Русская философско-правовая мысль берет свое начало в период формирования государства Киевской Руси. Имея в основе духовный синкретизм, сочетавший языческие и христианские представления, правовые идеи развивались первоначально в форме религиозно-символического мышления. Первые оформленные философско-правовые идеи запечатлены в таких памятниках, как «Слово о законе и благодати» Илариона (сер. XI в.), «Повесть временных лет» (XII в.) в составе Лаврентьевской и Ипатьевской летописей, «Поучения» князя Владимира Мономаха, «Слово о полку Игореве» (XII в.), «Моление Даниила Заточника» (XII–XIII вв.). В них обсуждались вопросы происхождения русского государства, законности существующей власти, форм государственного правления и отношения к подвластным. Главный древнерусский источник светского права — «Русская правда» (XI—XIII вв.). Судьба русской государственности после нашествия Орды — центральная проблема послекуликовского периода («Слово о погибели Русской земли», XIII в.; «Задонщина», XIV–XV вв.; «Сказание о Мамаевом побоище», XV в., и др.). Идея общерусского объединения и единства верховной власти ложится в основу отечественного самосознания, что во многом определило дальнейшее развитие философских и правовых учений, правосознания общества в целом. Процесс московской централизации XIV–XVI вв. находит отражение в теории преемственности великодержавия Москвы от Византии (идея Москвы как Третьего Рима Филофея), обосновании законности правящей династии («Послание о Мономаховом венце» Спиридона Саввы, «Сказание о князьях Владимирских»), идее абсолютного самодержавия (Иван IV, И. С. Пересветов). В этот же период разрабатываются концепции сословно-представительной монархии (Максим Грек, Ф. Карпов, А. Курбский, И. Тимофеев (Семенов)), дискутируются вопросы соотношения государственной и церковной власти (иосифляне, нестяжатели), формируются различные ереси, имевшие зачастую антицерковный и антигосударственный характер (М. С. Башкин, Феодосий Косой).

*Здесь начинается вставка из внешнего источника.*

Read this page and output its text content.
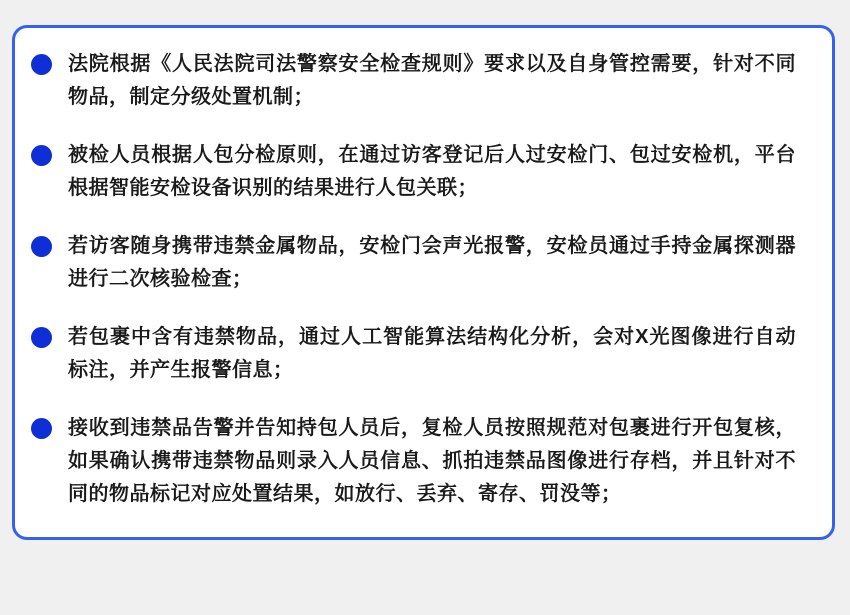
法院根据《人民法院司法警察安全检查规则》要求以及自身管控需要，针对不同物品，制定分级处置机制；
被检人员根据人包分检原则，在通过访客登记后人过安检门、包过安检机，平台根据智能安检设备识别的结果进行人包关联；
若访客随身携带违禁金属物品，安检门会声光报警，安检员通过手持金属探测器进行二次核验检查；
若包裹中含有违禁物品，通过人工智能算法结构化分析，会对X光图像进行自动标注，并产生报警信息；
接收到违禁品告警并告知持包人员后，复检人员按照规范对包裹进行开包复核，如果确认携带违禁物品则录入人员信息、抓拍违禁品图像进行存档，并且针对不同的物品标记对应处置结果，如放行、丢弃、寄存、罚没等；
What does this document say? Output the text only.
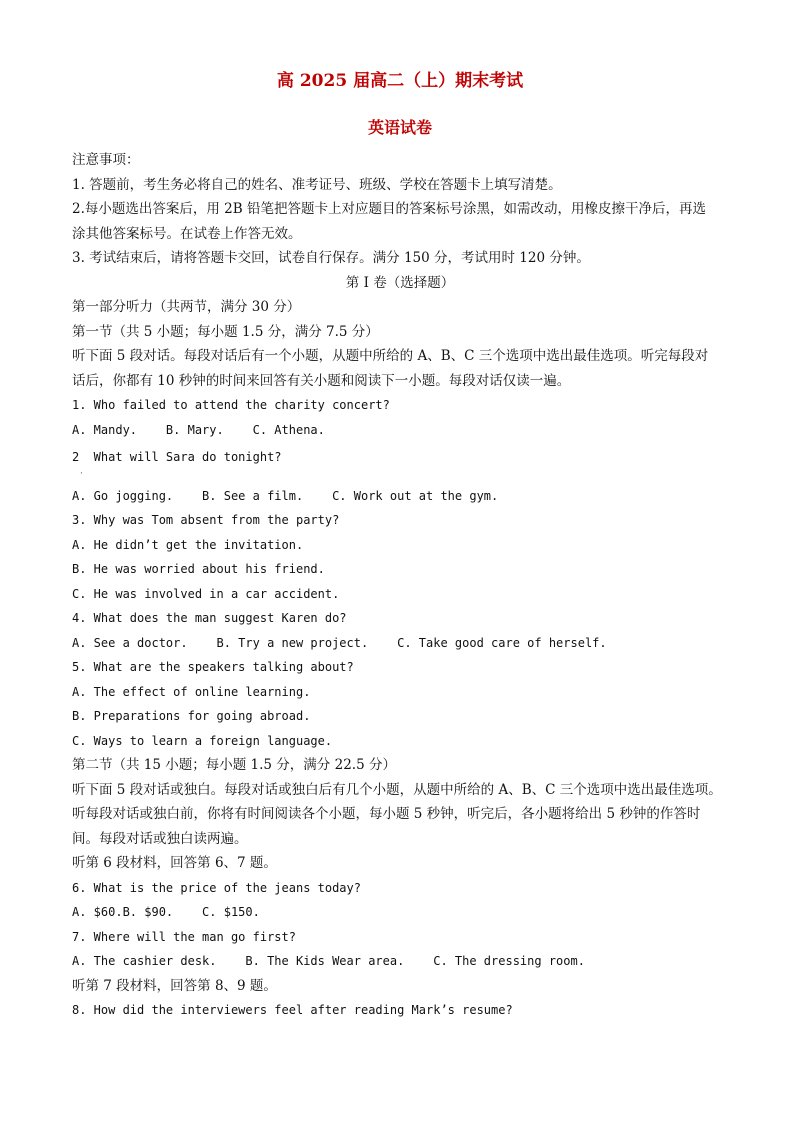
高 2025 届高二（上）期末考试

英语试卷

注意事项：

1. 答题前，考生务必将自己的姓名、准考证号、班级、学校在答题卡上填写清楚。

2.每小题选出答案后，用 2B 铅笔把答题卡上对应题目的答案标号涂黑，如需改动，用橡皮擦干净后，再选

涂其他答案标号。在试卷上作答无效。

3. 考试结束后，请将答题卡交回，试卷自行保存。满分 150 分，考试用时 120 分钟。

第 I 卷（选择题）

第一部分听力（共两节，满分 30 分）

第一节（共 5 小题；每小题 1.5 分，满分 7.5 分）

听下面 5 段对话。每段对话后有一个小题，从题中所给的 A、B、C 三个选项中选出最佳选项。听完每段对

话后，你都有 10 秒钟的时间来回答有关小题和阅读下一小题。每段对话仅读一遍。

1. Who failed to attend the charity concert?

A. Mandy.    B. Mary.    C. Athena.

2  What will Sara do tonight?

·

A. Go jogging.    B. See a film.    C. Work out at the gym.

3. Why was Tom absent from the party?

A. He didn’t get the invitation.

B. He was worried about his friend.

C. He was involved in a car accident.

4. What does the man suggest Karen do?

A. See a doctor.    B. Try a new project.    C. Take good care of herself.

5. What are the speakers talking about?

A. The effect of online learning.

B. Preparations for going abroad.

C. Ways to learn a foreign language.

第二节（共 15 小题；每小题 1.5 分，满分 22.5 分）

听下面 5 段对话或独白。每段对话或独白后有几个小题，从题中所给的 A、B、C 三个选项中选出最佳选项。

听每段对话或独白前，你将有时间阅读各个小题，每小题 5 秒钟，听完后，各小题将给出 5 秒钟的作答时

间。每段对话或独白读两遍。

听第 6 段材料，回答第 6、7 题。

6. What is the price of the jeans today?

A. $60.B. $90.    C. $150.

7. Where will the man go first?

A. The cashier desk.    B. The Kids Wear area.    C. The dressing room.

听第 7 段材料，回答第 8、9 题。

8. How did the interviewers feel after reading Mark’s resume?
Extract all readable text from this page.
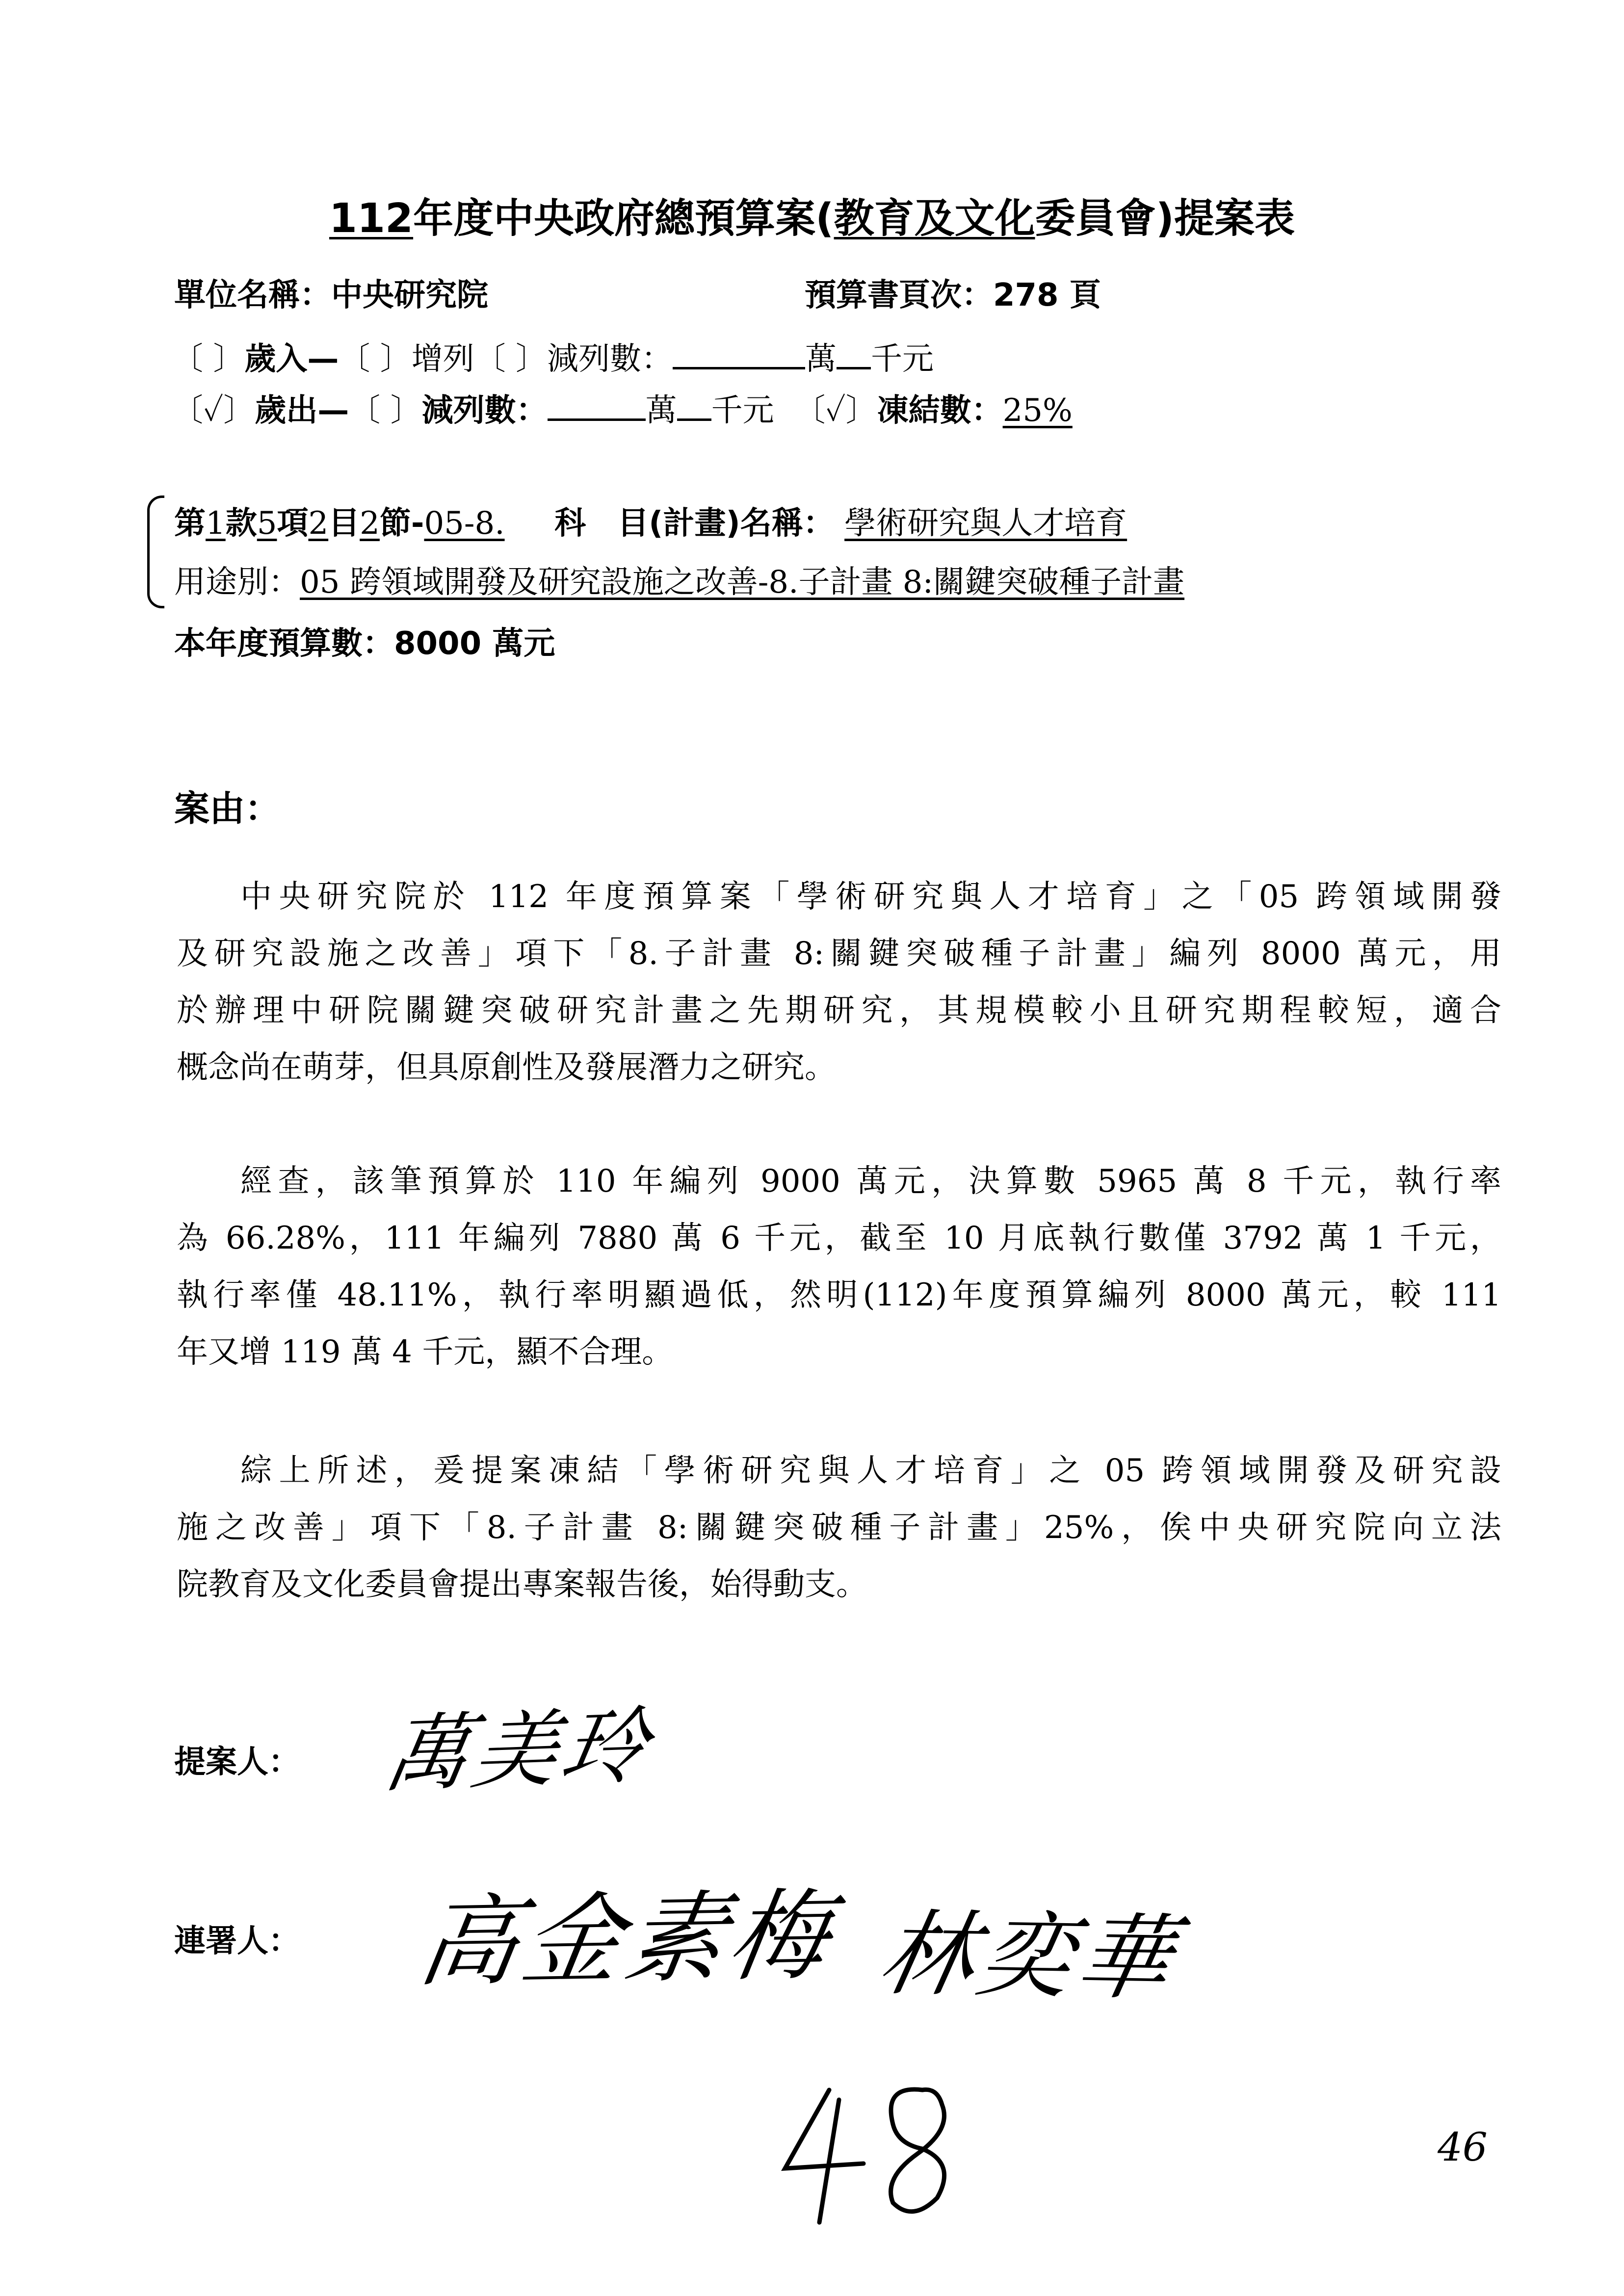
112年度中央政府總預算案(教育及文化委員會)提案表
單位名稱：中央研究院	預算書頁次：278 頁
〔 〕歲入—〔 〕增列〔 〕減列數：	萬 千元
〔✓〕歲出—〔 〕減列數：	萬 千元 〔✓〕凍結數：25%
第1款5項2目2節-05-8. 科　目(計畫)名稱： 學術研究與人才培育
用途別：05 跨領域開發及研究設施之改善-8.子計畫 8:關鍵突破種子計畫
本年度預算數：8000 萬元
案由：
中央研究院於 112 年度預算案「學術研究與人才培育」之「05 跨領域開發
及研究設施之改善」項下「8.子計畫 8:關鍵突破種子計畫」編列 8000 萬元，用
於辦理中研院關鍵突破研究計畫之先期研究，其規模較小且研究期程較短，適合
概念尚在萌芽，但具原創性及發展潛力之研究。
經查，該筆預算於 110 年編列 9000 萬元，決算數 5965 萬 8 千元，執行率
為 66.28%，111 年編列 7880 萬 6 千元，截至 10 月底執行數僅 3792 萬 1 千元，
執行率僅 48.11%，執行率明顯過低，然明(112)年度預算編列 8000 萬元，較 111
年又增 119 萬 4 千元，顯不合理。
綜上所述，爰提案凍結「學術研究與人才培育」之 05 跨領域開發及研究設
施之改善」項下「8.子計畫 8:關鍵突破種子計畫」25%，俟中央研究院向立法
院教育及文化委員會提出專案報告後，始得動支。
提案人： 萬美玲
連署人： 高金素梅 林奕華
46
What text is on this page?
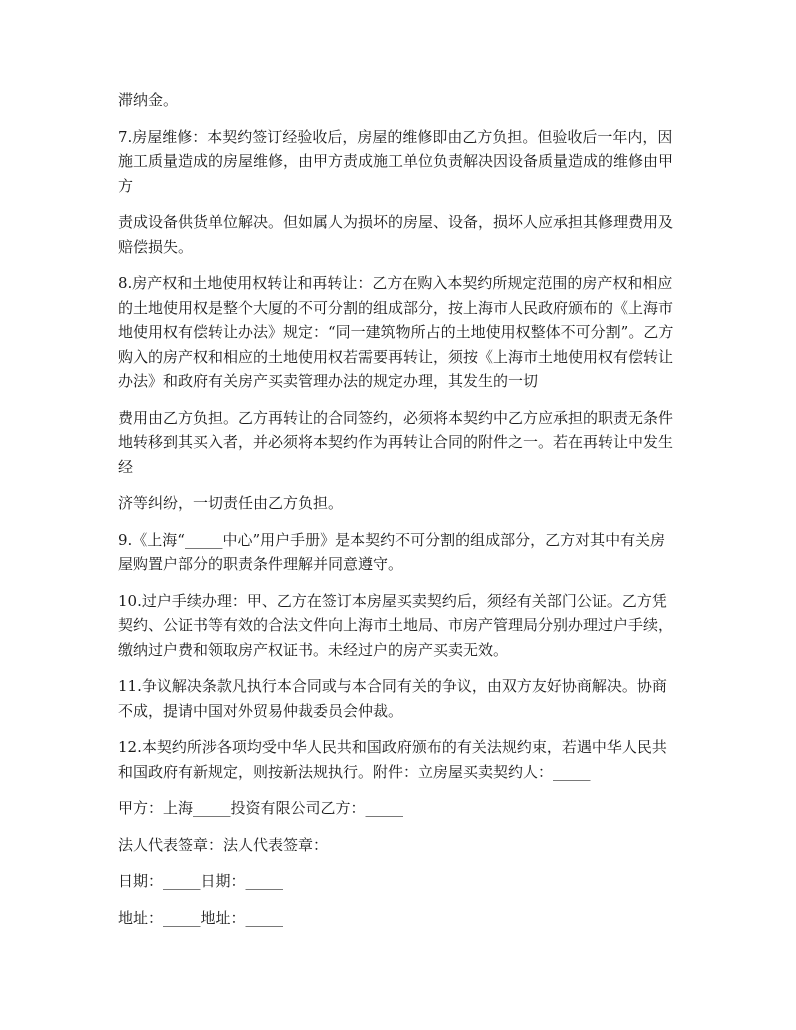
滞纳金。

7.房屋维修：本契约签订经验收后，房屋的维修即由乙方负担。但验收后一年内，因施工质量造成的房屋维修，由甲方责成施工单位负责解决因设备质量造成的维修由甲方

责成设备供货单位解决。但如属人为损坏的房屋、设备，损坏人应承担其修理费用及赔偿损失。

8.房产权和土地使用权转让和再转让：乙方在购入本契约所规定范围的房产权和相应的土地使用权是整个大厦的不可分割的组成部分，按上海市人民政府颁布的《上海市地使用权有偿转让办法》规定：“同一建筑物所占的土地使用权整体不可分割”。乙方购入的房产权和相应的土地使用权若需要再转让，须按《上海市土地使用权有偿转让办法》和政府有关房产买卖管理办法的规定办理，其发生的一切

费用由乙方负担。乙方再转让的合同签约，必须将本契约中乙方应承担的职责无条件地转移到其买入者，并必须将本契约作为再转让合同的附件之一。若在再转让中发生经

济等纠纷，一切责任由乙方负担。

9.《上海“_____中心”用户手册》是本契约不可分割的组成部分，乙方对其中有关房屋购置户部分的职责条件理解并同意遵守。

10.过户手续办理：甲、乙方在签订本房屋买卖契约后，须经有关部门公证。乙方凭契约、公证书等有效的合法文件向上海市土地局、市房产管理局分别办理过户手续，缴纳过户费和领取房产权证书。未经过户的房产买卖无效。

11.争议解决条款凡执行本合同或与本合同有关的争议，由双方友好协商解决。协商不成，提请中国对外贸易仲裁委员会仲裁。

12.本契约所涉各项均受中华人民共和国政府颁布的有关法规约束，若遇中华人民共和国政府有新规定，则按新法规执行。附件：立房屋买卖契约人：_____

甲方：上海_____投资有限公司乙方：_____

法人代表签章：法人代表签章：

日期：_____日期：_____

地址：_____地址：_____
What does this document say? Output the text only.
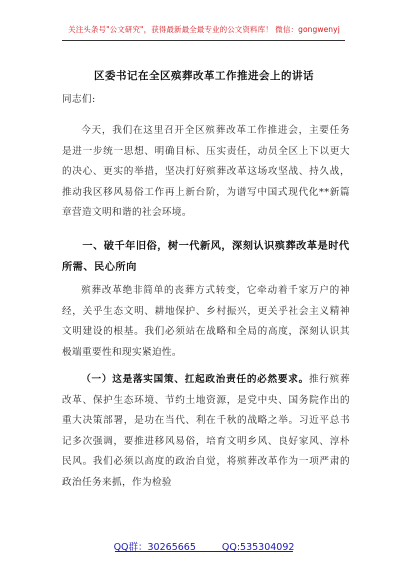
关注头条号"公文研究"，获得最新最全最专业的公文资料库！ 微信：gongwenyj
区委书记在全区殡葬改革工作推进会上的讲话
同志们:
今天，我们在这里召开全区殡葬改革工作推进会，主要任务是进一步统一思想、明确目标、压实责任，动员全区上下以更大的决心、更实的举措，坚决打好殡葬改革这场攻坚战、持久战，推动我区移风易俗工作再上新台阶，为谱写中国式现代化**新篇章营造文明和谐的社会环境。
一、破千年旧俗，树一代新风，深刻认识殡葬改革是时代所需、民心所向
殡葬改革绝非简单的丧葬方式转变，它牵动着千家万户的神经，关乎生态文明、耕地保护、乡村振兴，更关乎社会主义精神文明建设的根基。我们必须站在战略和全局的高度，深刻认识其极端重要性和现实紧迫性。
（一）这是落实国策、扛起政治责任的必然要求。推行殡葬改革、保护生态环境、节约土地资源，是党中央、国务院作出的重大决策部署，是功在当代、利在千秋的战略之举。习近平总书记多次强调，要推进移风易俗，培育文明乡风、良好家风、淳朴民风。我们必须以高度的政治自觉，将殡葬改革作为一项严肃的政治任务来抓，作为检验
QQ群：30265665	QQ:535304092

Смута начала XVII в., утверждение абсолютизма сопровождаются двумя во многом конфронтирующими тенденциями правовой мысли: обоснованием идеи сословно-представительной монархии и разработкой теории неограниченного самодержавия. Начиная примерно с середины XVII в., когда сословно-представительная монархия уже пережила свою кульминацию, на первый план выступают концепции просвещенного абсолютного монархического правления (А. Л. Ордин-Нащокин, Симеон Полоцкий, Ю. Крижанич). В период петровских преобразований складывается идеология абсолютизма, в основу которой была положена идея «общего блага», а государственная власть объявлялась главным средством его достижения. Доктрина просвещенного абсолютизма отстаивалась в учениях Феофана Прокоповича и В. Н. Татищева. Правовое мировоззрение купеческого сословия проявляется в произведениях И. Т. Посошкова, выступавшего за повышение роли права в регулировании сословных отношений.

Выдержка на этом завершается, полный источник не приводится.